Primeiro é a diferença territorial havida entre Brasil e Alemanha. Nosso território possui dimensões continentais, ao contrário da nação, encravada em solo europeu. Isso poderia desinteressar aos juristas não fosse o fato de que determinadas particularidades locais demandam soluções diferenciadas.
Afora a questão de o gado alagoano valer muito mais que o gaúcho – o que impressiona bastante dada a tradição sulista na produção pecuária –, é possível exemplificar com a diferença do custo de vida. Assim, embora fixado nacionalmente, é óbvio que o salário mínimo vale menos na capital paulista do que no interior do Amazonas. Essa informação é muito importante quando se está a tratar do benefício assistencial, devido pelo Instituto Nacional do Seguro Social – INSS, aos idosos e àqueles que por alguma deficiência não possam suprir suas necessidades. Pressuposto para sua concessão é a renda familiar, que não pode ultrapassar um quarto do salário mínimo. Não seria adequado, por conseguinte, levar em conta as mencionadas diferenças relacionadas ao custo de vida? Inicialmente o Supremo Tribunal Federal entendia que não. O salário mínimo prestava-se como parâmetro para todo território nacional. Talvez por constatar que essa orientação poderia traduzir evidentes injustiças, algumas decisões têm revisto essa linha de raciocínio.
O segundo aspecto é que as decisões da Suprema Corte norte-americana também vinculam os demais juízes. A diferença é que as questões constitucionais são amplamente debatidas pela sociedade. Inicialmente no juízo competente para o processo, depois na instância recursal, para somente então submeter-se à Suprema Corte. Isso depois de muita discussão, com aprofundada análise dos diversos argumentos e opiniões. No outro modelo, a discussão não é tão profunda. Cabe aos integrantes do Supremo Tribunal Federal, no Brasil, discutir e decidir sobre a inconstitucionalidade de alguma lei, quando manuseadas as ações específicas para tanto, sempre sem a participação de outros atores políticos. No máximo se admite a intervenção de alguns poucos interessados, cujas manifestações podem ser perfeitamente dispensadas. Alijada a participação de órgãos que muito poderiam contribuir para a construção da melhor solução para a causa, parece evidente que se está a suprimir campos democráticos de discussão. Isso sem falar que apenas alguns organismos estão autorizados a ajuizar as referidas ações.
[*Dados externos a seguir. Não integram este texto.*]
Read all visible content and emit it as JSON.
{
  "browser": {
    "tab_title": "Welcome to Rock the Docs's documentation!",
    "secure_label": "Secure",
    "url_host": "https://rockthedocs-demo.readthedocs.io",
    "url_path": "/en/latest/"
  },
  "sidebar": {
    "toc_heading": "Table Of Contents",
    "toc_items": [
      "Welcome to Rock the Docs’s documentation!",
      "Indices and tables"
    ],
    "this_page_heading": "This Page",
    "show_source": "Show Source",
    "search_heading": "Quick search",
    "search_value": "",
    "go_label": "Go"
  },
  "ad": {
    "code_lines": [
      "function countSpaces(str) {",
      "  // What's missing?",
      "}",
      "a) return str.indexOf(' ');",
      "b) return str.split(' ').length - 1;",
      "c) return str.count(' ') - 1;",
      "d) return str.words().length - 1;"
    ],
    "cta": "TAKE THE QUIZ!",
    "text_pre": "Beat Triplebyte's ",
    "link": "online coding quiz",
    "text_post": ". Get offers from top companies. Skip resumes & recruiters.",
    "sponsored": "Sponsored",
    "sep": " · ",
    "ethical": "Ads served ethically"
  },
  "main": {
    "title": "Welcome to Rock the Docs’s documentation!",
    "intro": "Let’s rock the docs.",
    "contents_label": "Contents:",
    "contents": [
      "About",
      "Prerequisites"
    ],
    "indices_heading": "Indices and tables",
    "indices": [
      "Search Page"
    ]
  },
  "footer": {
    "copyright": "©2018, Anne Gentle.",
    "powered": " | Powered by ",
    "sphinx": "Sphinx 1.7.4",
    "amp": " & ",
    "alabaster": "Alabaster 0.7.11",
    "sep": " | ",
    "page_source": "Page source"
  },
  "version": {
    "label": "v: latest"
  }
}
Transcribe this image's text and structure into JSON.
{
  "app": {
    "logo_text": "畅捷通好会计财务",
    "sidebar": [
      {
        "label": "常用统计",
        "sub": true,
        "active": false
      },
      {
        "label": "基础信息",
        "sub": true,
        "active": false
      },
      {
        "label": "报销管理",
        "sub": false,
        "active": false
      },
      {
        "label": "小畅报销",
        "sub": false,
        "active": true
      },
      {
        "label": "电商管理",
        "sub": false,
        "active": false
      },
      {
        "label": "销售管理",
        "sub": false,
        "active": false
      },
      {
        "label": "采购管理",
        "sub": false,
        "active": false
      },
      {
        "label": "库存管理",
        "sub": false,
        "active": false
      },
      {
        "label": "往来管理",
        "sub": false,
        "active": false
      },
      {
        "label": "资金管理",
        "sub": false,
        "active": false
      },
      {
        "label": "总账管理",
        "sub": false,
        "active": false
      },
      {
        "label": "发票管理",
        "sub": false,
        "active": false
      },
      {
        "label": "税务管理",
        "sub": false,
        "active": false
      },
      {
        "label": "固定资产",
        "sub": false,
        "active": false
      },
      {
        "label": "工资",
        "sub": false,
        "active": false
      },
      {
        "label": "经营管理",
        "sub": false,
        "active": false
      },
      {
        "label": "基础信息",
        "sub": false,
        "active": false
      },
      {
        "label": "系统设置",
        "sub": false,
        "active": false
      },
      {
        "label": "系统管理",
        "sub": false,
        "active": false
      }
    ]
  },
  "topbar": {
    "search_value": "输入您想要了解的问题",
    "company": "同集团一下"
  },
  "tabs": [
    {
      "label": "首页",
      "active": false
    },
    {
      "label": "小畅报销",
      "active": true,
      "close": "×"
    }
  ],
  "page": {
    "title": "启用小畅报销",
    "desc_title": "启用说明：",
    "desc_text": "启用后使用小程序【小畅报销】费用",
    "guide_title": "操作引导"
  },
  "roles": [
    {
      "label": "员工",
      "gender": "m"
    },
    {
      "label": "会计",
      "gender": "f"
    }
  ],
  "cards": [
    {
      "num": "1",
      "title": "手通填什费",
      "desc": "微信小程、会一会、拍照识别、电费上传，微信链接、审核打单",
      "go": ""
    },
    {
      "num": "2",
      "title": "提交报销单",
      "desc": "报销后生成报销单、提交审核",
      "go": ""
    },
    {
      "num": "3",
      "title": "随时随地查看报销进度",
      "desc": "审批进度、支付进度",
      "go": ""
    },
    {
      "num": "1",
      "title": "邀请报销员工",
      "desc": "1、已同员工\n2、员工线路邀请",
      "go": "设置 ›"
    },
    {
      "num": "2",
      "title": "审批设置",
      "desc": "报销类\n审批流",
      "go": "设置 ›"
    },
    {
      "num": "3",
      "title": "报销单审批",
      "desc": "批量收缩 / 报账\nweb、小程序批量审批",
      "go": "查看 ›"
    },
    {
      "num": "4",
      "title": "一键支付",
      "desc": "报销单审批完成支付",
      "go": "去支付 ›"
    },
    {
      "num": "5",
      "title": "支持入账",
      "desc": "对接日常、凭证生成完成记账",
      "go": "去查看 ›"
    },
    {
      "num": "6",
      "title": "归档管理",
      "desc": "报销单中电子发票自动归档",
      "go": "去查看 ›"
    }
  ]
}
Essa centralização de poder pode resultar em retrocessos, como ocorreu recentemente em julgamento onde foi discutido se a Lei de Improbidade, cuja edição importou em maior controle da atuação dos poderes públicos, aplica-se aos exercentes de cargos políticos. Sorte da sociedade que essa decisão não foi proferida naquelas ações que vinculariam os demais órgãos do Poder Judiciário. Portanto a matéria será reapreciada, havendo a sinalização de alguns Ministros de que o resultado deverá ser outro. Mas e se não houvesse essa possibilidade.
Ademais, o processo de escolha dos Ministros do Supremo Tribunal Federal, sem nenhum demérito com relação aos integrantes atuais ou passados, não se submete a efetivo controle social, ao contrário do que ocorre nos Estados Unidos. Aqui, a necessária chancela pelo Senado não passa de mera formalidade.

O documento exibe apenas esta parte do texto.